The boy doesn’t respond. Small black flies agitate across his lips and eyebrows, but he makes no effort to brush them away. Sumner points down at his leg.

“Tie it for me,” he instructs. “Tight but not too tight.”

The boy stands up, looks at the wound, and says something in Hindustani.

“Tight but not too tight,” Sumner says again.

The boy kneels down, takes hold of the bandage, and begins to tie the knot. The bone ends grind together.
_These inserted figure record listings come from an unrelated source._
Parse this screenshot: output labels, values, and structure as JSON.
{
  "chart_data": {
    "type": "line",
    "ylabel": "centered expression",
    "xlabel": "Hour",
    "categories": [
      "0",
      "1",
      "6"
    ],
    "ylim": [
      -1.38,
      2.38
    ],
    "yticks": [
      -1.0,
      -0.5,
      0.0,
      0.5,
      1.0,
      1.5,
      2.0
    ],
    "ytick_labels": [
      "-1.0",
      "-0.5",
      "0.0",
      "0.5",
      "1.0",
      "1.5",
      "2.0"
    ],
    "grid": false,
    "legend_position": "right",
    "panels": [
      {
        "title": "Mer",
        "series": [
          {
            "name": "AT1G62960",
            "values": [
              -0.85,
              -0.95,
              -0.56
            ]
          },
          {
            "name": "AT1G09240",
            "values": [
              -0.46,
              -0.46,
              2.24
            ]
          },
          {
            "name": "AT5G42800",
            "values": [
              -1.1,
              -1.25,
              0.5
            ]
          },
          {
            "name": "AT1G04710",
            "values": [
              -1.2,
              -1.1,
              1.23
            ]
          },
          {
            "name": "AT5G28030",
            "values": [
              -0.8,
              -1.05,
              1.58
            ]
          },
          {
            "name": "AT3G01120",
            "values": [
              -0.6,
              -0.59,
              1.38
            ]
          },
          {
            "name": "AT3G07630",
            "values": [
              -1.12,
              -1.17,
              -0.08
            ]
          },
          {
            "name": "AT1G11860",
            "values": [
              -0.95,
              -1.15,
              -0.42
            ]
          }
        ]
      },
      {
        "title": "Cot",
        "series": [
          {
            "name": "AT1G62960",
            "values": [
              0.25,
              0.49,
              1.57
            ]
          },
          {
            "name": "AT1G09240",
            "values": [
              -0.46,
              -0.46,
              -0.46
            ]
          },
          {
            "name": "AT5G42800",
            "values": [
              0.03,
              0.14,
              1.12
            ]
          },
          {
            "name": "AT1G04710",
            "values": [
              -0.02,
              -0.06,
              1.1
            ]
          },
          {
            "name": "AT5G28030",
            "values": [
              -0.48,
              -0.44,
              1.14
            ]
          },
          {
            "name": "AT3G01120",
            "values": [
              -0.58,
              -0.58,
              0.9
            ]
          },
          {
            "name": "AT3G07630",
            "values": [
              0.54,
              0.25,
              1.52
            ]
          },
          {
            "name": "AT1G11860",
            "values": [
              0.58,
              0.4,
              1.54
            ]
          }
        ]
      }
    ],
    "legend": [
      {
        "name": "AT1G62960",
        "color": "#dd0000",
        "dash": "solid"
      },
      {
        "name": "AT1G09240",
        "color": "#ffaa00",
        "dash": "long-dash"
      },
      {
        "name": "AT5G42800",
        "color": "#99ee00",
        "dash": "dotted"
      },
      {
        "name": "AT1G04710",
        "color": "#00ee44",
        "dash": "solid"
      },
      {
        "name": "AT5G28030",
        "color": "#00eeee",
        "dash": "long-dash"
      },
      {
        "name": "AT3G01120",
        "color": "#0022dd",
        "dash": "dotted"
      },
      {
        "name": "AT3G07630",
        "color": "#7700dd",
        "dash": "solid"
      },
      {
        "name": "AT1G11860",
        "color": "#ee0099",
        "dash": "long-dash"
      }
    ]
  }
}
Sumner cries out. The boy stops, but Sumner impatiently gestures for him to carry on. He finishes the knot and ties the next one and the next one. When the splinting is finished, the boy goes out to the well behind the house, refills the water jug, and brings it back. Sumner drinks the water, then falls asleep. When he wakes up the boy is lying next to him. He smells of wet sawdust and is no larger than a dog; his breaths are slow and shallow. In the nearly lightless room, his sprawled body seems like no more than a thickening of the general darkness. Without moving his damaged leg, Sumner reaches out and touches the child as gently as he can manage. He is not sure which part of his body he is touching. The shoulder blade, is it? The thigh? The boy doesn’t stir or wake.

“You’re a good little fellow,” Sumner whispers to him. “A good little fellow, that’s what you are.”

At first light, the barrage recommences. The explosions are distant to begin with, but then, as the gunners find their range and the British troops gradually advance through the city, street by street, they become closer and louder. The room shakes and a fresh crack jags across the ceiling. They hear the fierce buzz of cannonballs passing overhead, then the dull basso crumble of collapsing walls.